American political commentator Rachel Maddow found links between some Ugandan ministers, including MP Bahati himself, and the influential C-Street lobby, a society of U.S politicians with an evangelical bent. A video Maddow features shows a conference where the organizers behind the bill talk about being influenced by a small group of psychotherapists – who practice not just in the U.S., but in England and perhaps elsewhere – that claim to have the cure for homosexuality.
In an interview with the BBC, MP David Bahati adopted the stance of these evangelicals, saying "We recognize [homosexuality] as a learned behavior which can be unlearned."
Perhaps it is the information on possible U.S. involvement in Bahati's initiative that triggered the spate of articles and interviews across the Western media, everywhere from the BBC to Time Magazine and the New York Times.
Some members of the more socially conservative Republican Party began distancing themselves from the Ugandan bill as the news of its drastic provisions – life imprisonment and even the death penalty in some circumstances – spread.
So have prominent pastors in the U.S. who have worked in Uganda. One such pastor is Rick Warren of the Saddleback Church in California, who delivered the invocation at U.S. President Barack Obama's inauguration and has distanced himself from a Ugandan pastor Martin Ssempa with whom he has worked on many initiatives.
The Anti-Homosexuality Bill has also proved radioactive in Ugandan foreign relations.
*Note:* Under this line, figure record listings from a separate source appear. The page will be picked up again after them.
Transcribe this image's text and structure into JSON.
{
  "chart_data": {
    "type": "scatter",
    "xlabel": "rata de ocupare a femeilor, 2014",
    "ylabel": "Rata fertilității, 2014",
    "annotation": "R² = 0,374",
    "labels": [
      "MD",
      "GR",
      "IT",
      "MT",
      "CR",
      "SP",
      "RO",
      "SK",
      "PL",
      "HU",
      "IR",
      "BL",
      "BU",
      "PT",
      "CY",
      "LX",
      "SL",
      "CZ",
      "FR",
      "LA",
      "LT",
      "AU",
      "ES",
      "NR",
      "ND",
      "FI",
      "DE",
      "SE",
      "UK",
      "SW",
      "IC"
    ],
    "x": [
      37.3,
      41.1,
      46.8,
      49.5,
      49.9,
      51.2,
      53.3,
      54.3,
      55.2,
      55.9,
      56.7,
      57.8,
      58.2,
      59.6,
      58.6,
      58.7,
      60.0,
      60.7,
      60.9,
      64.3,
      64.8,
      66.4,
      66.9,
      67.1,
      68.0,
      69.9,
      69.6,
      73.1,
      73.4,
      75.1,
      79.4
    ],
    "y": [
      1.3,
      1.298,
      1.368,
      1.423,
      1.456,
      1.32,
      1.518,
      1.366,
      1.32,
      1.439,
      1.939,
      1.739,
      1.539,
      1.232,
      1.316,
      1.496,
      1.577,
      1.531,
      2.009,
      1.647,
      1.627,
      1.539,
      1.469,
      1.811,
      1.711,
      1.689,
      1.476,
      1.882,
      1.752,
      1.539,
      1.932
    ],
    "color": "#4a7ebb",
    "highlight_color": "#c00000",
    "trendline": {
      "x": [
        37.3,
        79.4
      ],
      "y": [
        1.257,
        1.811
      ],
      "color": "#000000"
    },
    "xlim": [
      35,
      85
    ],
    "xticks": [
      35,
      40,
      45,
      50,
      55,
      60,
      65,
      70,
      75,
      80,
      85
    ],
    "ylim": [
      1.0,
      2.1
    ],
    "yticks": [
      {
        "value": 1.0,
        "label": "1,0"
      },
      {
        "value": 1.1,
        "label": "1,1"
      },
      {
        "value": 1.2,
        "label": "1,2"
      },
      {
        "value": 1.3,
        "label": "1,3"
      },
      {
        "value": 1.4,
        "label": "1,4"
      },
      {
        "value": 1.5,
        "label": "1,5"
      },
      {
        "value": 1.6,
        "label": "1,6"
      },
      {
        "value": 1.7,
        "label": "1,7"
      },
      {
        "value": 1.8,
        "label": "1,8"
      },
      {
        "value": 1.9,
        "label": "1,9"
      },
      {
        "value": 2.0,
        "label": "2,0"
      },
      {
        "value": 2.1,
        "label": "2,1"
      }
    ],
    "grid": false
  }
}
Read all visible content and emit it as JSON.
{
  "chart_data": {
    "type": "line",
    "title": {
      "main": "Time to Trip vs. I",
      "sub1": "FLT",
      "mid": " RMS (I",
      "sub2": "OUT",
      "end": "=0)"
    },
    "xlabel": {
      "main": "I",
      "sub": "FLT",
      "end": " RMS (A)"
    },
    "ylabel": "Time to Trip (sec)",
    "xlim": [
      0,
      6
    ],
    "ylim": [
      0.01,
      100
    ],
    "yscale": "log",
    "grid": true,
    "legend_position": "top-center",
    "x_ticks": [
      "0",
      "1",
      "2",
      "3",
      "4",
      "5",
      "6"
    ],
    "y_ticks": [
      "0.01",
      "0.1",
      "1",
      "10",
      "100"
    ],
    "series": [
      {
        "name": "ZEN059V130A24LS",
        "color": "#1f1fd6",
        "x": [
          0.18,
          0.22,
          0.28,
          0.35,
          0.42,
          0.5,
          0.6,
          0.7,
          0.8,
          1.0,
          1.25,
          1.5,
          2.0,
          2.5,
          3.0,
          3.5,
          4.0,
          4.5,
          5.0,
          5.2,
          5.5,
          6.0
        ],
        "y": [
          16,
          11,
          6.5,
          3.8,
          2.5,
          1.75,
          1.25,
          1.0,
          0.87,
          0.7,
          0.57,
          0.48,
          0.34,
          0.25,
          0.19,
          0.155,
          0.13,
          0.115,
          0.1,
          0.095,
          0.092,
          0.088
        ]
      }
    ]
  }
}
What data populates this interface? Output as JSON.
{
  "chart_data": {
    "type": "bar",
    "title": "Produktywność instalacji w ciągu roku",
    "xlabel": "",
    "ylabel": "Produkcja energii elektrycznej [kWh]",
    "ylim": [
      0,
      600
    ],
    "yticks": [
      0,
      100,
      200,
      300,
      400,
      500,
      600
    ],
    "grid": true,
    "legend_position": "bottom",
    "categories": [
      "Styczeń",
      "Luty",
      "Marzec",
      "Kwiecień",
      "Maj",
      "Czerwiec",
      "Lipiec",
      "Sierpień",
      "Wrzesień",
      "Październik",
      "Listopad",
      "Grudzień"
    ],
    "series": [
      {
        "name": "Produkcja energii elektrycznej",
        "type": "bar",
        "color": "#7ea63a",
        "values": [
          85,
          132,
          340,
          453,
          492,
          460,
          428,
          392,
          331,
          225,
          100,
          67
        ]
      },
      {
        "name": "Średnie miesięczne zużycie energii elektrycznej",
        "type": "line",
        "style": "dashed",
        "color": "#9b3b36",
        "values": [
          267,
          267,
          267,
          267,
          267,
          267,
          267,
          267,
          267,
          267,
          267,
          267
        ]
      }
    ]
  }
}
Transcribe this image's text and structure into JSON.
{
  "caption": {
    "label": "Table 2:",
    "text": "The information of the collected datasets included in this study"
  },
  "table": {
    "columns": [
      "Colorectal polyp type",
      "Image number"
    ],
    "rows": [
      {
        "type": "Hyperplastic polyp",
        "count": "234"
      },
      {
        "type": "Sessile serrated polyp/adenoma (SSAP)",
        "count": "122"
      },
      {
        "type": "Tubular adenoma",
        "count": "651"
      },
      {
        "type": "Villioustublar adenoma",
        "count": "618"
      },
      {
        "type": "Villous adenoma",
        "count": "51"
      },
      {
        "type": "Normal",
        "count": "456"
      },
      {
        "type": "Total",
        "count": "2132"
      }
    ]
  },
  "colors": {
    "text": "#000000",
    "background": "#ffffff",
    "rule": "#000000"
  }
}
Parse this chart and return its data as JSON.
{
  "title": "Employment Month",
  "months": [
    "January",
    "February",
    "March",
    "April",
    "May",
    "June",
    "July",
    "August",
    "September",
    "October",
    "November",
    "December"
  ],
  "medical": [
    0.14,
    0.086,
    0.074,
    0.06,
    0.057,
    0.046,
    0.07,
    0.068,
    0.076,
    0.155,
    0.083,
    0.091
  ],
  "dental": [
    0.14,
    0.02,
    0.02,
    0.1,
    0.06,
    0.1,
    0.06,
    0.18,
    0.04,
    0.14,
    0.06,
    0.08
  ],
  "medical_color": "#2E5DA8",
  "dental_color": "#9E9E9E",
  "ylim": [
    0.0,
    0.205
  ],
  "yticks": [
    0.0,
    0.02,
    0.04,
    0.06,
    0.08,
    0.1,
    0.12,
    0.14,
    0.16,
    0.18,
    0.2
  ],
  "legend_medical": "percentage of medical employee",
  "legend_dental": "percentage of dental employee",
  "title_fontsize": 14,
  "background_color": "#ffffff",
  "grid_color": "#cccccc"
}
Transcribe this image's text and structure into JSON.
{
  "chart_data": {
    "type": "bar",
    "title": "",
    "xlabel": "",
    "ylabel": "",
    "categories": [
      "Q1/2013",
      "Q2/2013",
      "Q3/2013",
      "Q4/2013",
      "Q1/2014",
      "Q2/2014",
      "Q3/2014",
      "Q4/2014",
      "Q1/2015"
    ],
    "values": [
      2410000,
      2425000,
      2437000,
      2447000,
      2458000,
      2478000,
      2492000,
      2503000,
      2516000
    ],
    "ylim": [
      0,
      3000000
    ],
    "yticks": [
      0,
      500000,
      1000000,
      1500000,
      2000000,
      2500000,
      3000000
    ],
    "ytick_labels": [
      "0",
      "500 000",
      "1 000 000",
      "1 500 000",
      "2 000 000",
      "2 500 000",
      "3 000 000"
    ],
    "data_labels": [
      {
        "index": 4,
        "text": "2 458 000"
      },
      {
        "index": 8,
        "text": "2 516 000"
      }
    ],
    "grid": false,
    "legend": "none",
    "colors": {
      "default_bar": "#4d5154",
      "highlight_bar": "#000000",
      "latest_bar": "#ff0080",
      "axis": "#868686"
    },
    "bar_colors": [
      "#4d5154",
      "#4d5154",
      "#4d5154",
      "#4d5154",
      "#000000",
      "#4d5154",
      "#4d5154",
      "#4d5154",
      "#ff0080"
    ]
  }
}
The European Parliament has adopted resolution condemning the bill, while countries like Sweden are contemplating withdrawing funding and trade deals with Uganda should the bill pass. Even the U.S. – whose gay rights laws are more lax than those in Europe – will soon hold hearings as to whether or not this bill violates a statute that requires that no country infringes its citizens' human rights.
International organizations have also expressed their condemnation of the bill, as United Nations officials consider reversing a decision to establish a major AIDS research institute in Kampala.
It is no surprise, then, that Ugandan President Yoweri Museveni has recently showed some wariness towards the bill. MP David Bahati, however, still stands by his proposal, although he is now showing a bit more flexibility.
The Ugandan Parliament will put the anti-homosexuality legislation to a vote as soon as late February and only one thing is for sure: the world will be watching.